We create a new A-AVA dataset based on existing AVA dataset and the TAO dataset, by assigning the unique actor identity and actions to each actor.
Our A-AVA dataset is extended from the AVA dataset and the TAO dataset. For more details and copyrights, please refer to their webpages.
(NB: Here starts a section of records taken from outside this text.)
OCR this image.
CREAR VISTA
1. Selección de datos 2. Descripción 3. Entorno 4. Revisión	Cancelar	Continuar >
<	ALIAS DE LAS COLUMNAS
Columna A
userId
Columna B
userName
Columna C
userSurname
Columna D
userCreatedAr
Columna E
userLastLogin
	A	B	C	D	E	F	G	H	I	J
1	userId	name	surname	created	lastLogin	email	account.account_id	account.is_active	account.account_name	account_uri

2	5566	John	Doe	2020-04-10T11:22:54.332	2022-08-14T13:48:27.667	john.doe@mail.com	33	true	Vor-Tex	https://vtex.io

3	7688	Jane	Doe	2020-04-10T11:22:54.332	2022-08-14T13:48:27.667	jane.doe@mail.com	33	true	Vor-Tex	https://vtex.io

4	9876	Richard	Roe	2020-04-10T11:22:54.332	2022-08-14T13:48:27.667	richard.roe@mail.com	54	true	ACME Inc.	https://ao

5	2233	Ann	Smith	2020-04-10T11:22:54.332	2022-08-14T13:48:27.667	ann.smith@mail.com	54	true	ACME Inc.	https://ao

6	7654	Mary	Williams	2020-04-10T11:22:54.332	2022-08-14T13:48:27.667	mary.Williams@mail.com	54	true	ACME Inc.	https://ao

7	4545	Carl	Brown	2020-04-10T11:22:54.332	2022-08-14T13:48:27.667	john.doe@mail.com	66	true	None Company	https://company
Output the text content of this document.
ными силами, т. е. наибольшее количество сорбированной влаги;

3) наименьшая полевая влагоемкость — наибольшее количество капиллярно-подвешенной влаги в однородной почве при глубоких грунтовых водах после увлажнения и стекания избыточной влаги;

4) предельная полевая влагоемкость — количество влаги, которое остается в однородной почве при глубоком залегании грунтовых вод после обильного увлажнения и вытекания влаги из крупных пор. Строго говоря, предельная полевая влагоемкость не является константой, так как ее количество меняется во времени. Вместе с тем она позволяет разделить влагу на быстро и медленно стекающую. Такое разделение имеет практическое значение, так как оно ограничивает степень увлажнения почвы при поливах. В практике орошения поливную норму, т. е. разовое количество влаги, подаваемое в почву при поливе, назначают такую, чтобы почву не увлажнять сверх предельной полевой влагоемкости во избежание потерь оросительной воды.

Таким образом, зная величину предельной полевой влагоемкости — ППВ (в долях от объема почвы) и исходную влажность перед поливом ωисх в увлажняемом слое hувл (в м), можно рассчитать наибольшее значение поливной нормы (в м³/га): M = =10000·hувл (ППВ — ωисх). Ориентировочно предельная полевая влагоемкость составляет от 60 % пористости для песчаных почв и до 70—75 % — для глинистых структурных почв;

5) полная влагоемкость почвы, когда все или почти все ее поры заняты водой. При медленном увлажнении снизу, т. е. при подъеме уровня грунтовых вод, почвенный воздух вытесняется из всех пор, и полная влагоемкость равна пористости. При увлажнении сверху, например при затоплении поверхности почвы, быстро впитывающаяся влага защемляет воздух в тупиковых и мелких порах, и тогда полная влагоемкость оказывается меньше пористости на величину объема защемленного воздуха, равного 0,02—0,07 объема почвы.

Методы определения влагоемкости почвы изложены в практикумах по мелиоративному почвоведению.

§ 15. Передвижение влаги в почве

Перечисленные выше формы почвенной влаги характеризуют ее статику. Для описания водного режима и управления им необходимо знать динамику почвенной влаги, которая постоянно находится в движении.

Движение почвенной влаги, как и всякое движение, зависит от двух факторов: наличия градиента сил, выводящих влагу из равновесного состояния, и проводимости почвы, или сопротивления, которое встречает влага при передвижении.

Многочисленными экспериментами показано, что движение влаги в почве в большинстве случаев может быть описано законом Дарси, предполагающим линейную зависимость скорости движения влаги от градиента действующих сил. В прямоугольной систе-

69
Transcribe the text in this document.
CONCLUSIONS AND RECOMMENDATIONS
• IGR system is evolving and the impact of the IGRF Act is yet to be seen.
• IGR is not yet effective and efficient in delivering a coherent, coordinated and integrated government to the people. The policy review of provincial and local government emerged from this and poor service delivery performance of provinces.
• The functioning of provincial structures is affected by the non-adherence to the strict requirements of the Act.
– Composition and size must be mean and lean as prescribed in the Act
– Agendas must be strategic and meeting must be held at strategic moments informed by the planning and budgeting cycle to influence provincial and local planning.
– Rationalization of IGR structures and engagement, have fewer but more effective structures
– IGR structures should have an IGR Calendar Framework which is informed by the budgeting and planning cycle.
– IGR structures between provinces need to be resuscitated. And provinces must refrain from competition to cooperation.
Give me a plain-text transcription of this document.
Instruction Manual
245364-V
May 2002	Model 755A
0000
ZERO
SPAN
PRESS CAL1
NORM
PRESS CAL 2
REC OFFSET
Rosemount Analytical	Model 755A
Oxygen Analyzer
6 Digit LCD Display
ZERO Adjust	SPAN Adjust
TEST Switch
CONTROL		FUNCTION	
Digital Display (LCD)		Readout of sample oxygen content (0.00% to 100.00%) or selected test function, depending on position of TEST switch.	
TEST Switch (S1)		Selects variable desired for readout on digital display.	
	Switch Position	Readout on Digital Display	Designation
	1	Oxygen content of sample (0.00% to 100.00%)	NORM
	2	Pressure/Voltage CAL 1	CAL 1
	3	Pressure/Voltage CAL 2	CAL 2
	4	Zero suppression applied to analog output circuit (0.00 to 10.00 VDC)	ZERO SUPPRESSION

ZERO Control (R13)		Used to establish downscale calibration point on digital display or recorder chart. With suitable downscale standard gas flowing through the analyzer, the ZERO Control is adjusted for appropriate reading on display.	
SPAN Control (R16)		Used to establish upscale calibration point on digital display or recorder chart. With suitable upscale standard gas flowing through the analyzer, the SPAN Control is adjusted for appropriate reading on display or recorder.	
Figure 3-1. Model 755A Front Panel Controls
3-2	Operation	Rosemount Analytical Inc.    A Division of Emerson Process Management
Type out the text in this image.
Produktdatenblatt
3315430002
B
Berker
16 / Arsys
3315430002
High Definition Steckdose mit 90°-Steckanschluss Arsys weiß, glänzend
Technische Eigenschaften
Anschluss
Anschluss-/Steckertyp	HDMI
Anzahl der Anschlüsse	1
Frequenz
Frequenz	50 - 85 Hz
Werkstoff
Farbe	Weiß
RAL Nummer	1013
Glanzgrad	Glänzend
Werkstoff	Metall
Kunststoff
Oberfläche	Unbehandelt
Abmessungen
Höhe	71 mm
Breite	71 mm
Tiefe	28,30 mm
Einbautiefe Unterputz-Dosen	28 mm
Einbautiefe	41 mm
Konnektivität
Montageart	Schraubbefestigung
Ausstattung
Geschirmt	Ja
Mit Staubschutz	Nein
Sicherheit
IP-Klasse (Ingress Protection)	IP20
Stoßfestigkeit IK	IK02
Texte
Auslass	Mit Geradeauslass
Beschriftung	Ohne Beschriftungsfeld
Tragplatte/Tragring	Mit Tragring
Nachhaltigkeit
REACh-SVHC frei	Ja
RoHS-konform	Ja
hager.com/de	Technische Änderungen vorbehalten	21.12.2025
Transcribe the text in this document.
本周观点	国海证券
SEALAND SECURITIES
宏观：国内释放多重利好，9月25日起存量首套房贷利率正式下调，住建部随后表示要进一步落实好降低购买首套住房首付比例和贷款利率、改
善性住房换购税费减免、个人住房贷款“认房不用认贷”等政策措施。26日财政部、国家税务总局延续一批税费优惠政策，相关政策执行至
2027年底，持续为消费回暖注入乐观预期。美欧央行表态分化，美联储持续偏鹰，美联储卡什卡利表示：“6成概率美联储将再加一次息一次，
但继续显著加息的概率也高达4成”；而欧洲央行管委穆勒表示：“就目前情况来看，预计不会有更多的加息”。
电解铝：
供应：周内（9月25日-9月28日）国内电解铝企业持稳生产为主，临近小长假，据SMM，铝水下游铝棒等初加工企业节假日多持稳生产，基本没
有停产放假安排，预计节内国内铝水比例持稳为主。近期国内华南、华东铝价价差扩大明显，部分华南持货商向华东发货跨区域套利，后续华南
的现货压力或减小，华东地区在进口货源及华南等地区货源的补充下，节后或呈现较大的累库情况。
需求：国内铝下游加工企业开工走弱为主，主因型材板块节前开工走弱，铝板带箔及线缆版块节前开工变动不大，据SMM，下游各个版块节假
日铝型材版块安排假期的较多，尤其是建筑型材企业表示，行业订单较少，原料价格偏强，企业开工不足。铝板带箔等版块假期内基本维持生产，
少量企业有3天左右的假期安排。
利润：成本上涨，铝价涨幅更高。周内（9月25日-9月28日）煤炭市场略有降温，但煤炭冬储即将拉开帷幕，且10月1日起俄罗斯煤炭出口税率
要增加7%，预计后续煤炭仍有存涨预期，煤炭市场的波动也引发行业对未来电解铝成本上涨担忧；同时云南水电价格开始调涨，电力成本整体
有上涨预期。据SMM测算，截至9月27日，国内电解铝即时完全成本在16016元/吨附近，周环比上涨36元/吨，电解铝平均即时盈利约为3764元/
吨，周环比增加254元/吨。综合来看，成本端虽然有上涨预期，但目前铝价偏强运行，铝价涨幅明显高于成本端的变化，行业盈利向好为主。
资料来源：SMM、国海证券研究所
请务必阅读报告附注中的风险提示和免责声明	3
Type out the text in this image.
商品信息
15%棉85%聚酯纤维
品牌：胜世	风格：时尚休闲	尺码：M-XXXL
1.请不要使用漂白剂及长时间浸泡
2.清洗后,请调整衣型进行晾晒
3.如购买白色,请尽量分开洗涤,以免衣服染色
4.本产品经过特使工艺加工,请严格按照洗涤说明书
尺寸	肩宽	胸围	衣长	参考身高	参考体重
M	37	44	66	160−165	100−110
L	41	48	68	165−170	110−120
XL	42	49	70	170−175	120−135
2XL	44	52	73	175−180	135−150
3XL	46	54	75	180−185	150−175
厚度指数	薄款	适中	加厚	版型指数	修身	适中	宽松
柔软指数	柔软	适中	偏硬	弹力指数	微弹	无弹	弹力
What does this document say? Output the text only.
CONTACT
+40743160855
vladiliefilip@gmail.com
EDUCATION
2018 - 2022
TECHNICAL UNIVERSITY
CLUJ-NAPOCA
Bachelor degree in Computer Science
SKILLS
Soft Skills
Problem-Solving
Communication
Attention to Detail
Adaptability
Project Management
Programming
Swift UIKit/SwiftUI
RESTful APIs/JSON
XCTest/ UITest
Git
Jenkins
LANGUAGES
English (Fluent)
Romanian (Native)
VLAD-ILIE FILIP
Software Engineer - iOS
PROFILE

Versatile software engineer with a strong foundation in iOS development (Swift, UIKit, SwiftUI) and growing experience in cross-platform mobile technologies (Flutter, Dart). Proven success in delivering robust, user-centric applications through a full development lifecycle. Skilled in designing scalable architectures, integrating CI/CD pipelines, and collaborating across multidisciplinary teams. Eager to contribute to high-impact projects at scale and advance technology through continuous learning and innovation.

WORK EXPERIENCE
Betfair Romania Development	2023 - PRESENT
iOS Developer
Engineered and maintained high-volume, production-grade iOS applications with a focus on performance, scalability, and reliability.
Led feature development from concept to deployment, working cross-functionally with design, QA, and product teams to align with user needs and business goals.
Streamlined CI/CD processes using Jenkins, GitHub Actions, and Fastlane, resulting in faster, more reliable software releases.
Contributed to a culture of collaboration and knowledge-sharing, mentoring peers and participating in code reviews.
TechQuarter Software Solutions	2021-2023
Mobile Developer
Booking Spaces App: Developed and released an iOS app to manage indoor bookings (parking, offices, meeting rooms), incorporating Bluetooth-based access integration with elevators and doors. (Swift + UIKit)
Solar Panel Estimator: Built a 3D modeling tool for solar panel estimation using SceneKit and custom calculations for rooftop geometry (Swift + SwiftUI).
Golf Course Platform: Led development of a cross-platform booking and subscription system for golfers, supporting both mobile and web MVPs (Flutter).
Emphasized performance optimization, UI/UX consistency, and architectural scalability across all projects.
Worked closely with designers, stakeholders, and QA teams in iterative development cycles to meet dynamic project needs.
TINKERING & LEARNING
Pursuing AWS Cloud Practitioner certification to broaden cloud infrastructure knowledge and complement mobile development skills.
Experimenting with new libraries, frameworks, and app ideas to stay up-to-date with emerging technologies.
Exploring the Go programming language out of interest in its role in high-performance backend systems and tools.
You can download our A-AVA dataset from Download
After donwloading A-AVA dataset, you can unzip it to generate following data.
AVA/
|-- action_anno_train.pickle
|-- action_anno_val.pickle
|-- train
| |-- AVA
| | |-- 5BDj0ow5hnA_scene_13_61290-62898
| | | |-- frame0301.jpg
|-- val
| |-- AVA
| | |-- 7YpF6DntOYw_scene_3_32470-33281
| | | |-- frame0001.jpg
The A-AVA dataset annotation has the following structures:
action_anno_val = {1230(video id):
{'video_info':
{'video_id': 1230,
'width': 1280,
'height': 720,
'video_path': 'val/AVA/keUOiCcHtoQ_scene_28_124948-125707'
},
'img_info':
{47560 (image id):
{'img_path': 'val/AVA/keUOiCcHtoQ_scene_28_124948-125707/frame0051.jpg',
'frame': 50},
...
}
'obj_info':
{47560 (image id):
{0 (object id):
{'bbox': (154, 79, 341, 281),
'image_id': 47560,
'action': [14]},
...}
...}
}
...
}
To do the evaluation, the output should have the same format as the above example. Make your result as action_pred_val.pickle and put it under A-AVA folder.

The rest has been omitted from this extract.